As part of this yearlong project, the Libraries also will identify materials that may be digitized and included in the Digital Public Library of America and other national digital libraries and online sources.
The Guthrie Theater collection at the University of Minnesota contains documentation from every play produced at the Guthrie and the theater’s organizational history. Included are annotated scripts, performance reports, programs, reviews, photographs, costume bible scrapbooks, audio and video recordings, and more.
Though much of the Guthrie Theater history is already accessible at the Elmer L. Andersen Library, more recent materials have remained largely uncataloged. This project will allow the collection in its entirety to be accessed through online inventories and in the Libraries’ reading room.
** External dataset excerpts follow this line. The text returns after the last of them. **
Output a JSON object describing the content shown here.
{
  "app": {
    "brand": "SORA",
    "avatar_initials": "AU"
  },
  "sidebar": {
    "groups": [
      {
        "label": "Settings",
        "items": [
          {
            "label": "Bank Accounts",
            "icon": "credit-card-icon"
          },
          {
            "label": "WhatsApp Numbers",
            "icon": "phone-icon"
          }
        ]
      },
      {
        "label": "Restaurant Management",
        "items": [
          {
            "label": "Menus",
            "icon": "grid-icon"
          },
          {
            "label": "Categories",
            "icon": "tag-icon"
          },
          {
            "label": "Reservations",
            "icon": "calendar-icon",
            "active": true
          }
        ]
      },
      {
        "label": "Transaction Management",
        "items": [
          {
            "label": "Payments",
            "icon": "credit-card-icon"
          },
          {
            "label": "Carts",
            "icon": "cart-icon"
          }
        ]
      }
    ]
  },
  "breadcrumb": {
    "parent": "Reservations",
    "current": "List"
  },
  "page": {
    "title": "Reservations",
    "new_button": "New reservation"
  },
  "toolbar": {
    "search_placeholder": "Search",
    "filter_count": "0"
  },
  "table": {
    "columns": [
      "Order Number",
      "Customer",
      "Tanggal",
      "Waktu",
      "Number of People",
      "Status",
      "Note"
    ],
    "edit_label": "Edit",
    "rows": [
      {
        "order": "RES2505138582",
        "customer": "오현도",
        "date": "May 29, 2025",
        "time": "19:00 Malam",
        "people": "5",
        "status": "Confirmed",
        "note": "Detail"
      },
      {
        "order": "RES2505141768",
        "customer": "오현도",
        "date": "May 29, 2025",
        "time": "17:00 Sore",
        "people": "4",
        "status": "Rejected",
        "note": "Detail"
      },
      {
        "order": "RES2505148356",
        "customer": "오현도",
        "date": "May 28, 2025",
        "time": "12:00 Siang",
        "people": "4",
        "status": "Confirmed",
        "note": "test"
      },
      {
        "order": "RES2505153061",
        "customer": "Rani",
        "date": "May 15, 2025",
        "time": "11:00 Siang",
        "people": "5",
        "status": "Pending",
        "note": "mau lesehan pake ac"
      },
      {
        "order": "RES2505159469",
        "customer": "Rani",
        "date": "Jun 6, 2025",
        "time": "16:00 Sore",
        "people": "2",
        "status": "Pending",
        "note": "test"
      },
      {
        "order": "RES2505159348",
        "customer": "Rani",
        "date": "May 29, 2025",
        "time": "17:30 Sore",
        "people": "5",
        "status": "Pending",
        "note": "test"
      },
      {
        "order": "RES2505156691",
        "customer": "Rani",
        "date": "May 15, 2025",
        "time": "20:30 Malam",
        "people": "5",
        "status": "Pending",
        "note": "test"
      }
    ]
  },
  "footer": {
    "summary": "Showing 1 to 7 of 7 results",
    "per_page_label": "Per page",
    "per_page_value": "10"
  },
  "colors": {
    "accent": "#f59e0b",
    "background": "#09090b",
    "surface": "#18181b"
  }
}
“We have a wonderful opportunity to bring one of the Performing Arts Archives’ premier collections into the 21st century with a flourish,” said Cecily Marcus, curator for the Performing Arts Archives. “We will have new boxes, improved online access, access to the complete collection, and plans in place to preserve a new era in the Guthrie’s history.”
The Libraries, with this grant, proposes to:
- Arrange and describe nearly 800 cubic feet of records following current archival standards and best practices.
- Create an online archival finding aid.
- Photocopy at-risk materials.
- Identify priority content for digitization.
- Create a 21st century records management plan in collaboration with Guthrie staff and leadership that addresses born-digital preservation and access.
The project will end in July 2016, with public access available to the full collection.